Assembly of contact-phase factors on the surface of the human neutrophil membrane

Abstract H-kininogen (HK), a major factor involved in contact-phase activation, was recently immunolocalized on the external surface of human neutrophils. Experiments were, therefore, designed to consider the question of whether the complete assembly of contact factors occurs on the outer surface of the neutrophil membrane.

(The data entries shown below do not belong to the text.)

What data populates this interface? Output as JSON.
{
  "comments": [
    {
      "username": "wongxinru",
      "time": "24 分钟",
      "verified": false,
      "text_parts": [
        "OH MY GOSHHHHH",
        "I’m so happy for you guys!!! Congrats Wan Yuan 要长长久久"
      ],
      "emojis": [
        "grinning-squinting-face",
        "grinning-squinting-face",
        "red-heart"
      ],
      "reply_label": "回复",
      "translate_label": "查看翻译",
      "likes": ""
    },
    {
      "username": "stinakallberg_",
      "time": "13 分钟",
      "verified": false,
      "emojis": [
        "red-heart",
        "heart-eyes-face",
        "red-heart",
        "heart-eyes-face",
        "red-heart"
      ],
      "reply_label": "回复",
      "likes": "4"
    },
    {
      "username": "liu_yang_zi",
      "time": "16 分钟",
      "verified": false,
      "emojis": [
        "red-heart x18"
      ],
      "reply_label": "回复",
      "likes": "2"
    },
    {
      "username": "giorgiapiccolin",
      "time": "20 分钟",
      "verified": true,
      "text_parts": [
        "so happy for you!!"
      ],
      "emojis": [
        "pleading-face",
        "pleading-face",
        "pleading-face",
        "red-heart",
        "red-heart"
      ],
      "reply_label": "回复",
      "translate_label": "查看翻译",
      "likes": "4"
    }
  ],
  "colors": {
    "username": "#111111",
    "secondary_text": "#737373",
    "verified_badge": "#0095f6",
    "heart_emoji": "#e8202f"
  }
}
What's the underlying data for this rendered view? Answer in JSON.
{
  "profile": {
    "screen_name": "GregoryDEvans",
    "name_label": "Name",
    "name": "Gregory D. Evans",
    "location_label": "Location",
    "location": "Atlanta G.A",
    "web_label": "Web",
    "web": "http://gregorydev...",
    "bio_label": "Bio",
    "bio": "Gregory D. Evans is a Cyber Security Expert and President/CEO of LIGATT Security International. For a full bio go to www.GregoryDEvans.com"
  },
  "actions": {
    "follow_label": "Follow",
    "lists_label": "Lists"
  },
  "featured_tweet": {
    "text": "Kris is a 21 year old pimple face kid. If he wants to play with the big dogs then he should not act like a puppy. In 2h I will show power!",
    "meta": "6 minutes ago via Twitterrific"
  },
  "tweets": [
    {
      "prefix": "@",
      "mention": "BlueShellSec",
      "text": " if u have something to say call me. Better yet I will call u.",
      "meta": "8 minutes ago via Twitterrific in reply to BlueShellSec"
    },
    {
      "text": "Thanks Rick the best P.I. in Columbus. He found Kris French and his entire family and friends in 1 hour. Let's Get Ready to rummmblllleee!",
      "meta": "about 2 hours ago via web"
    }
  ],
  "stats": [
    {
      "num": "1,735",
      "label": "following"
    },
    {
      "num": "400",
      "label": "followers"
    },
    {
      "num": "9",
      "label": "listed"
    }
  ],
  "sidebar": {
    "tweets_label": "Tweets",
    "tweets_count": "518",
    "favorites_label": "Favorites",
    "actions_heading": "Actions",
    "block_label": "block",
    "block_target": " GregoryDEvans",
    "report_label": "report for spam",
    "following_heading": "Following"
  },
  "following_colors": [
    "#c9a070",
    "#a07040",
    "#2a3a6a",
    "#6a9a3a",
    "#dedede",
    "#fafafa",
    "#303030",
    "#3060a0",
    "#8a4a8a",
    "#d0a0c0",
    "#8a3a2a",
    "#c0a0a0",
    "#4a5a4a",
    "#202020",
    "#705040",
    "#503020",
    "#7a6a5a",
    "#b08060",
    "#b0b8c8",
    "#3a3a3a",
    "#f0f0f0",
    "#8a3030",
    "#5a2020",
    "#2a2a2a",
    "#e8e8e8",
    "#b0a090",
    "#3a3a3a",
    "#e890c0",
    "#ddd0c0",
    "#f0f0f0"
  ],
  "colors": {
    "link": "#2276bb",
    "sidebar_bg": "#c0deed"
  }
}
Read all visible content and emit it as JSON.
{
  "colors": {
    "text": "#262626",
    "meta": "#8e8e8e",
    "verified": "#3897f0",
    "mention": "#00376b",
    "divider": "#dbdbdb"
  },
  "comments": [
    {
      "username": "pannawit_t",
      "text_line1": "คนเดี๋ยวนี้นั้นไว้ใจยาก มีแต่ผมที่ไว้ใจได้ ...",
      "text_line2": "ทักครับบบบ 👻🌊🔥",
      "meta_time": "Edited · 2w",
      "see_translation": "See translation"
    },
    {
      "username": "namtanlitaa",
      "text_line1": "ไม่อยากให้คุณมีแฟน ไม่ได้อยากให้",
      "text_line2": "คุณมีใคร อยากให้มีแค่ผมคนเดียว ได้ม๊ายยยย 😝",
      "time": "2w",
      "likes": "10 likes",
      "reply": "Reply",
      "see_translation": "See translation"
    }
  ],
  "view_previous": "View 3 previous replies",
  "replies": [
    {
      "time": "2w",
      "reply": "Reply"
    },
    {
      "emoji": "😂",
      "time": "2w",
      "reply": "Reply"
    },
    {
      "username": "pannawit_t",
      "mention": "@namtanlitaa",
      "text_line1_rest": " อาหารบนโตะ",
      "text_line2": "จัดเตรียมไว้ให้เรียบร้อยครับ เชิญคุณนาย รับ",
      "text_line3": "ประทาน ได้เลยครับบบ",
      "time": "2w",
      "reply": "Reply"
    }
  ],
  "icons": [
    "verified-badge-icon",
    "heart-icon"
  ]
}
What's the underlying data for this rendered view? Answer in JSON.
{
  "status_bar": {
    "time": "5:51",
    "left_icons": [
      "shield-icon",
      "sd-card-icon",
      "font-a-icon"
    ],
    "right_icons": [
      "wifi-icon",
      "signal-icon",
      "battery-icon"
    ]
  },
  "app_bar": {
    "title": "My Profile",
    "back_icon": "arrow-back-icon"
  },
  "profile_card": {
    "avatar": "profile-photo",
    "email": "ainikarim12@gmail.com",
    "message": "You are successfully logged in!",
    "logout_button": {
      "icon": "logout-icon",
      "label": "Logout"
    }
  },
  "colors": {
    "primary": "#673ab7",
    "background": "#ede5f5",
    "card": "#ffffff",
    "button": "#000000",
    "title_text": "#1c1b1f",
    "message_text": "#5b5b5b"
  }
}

By immunolocalization techniques, and using specific antibodies directed against the various contact factors, we now demonstrate that plasma prekallikrein (PK), factor XI (FXI), and factor XII (FXII) are present on the exterior face of the human neutrophil. Failure to localize HK, PK, or FXI by monoclonal antibodies directed to their reciprocal binding sites, and displacement of PK/FXI by peptide HK31, which mimics the relevant binding site(s) of HK, suggested that prekallikrein and FXI are anchored to the neutrophil membrane through attachment to the kininogen molecule. Probing of the kinin moiety by a specific antibody showed that kininogen molecules bound to the neutrophil cell membrane contain the kinin sequence, which can be released by plasma kallikrein or by tissue kallikrein. Our results led us to the novel conclusion that neutrophils provide a circulating platform for the components of the contact-phase system.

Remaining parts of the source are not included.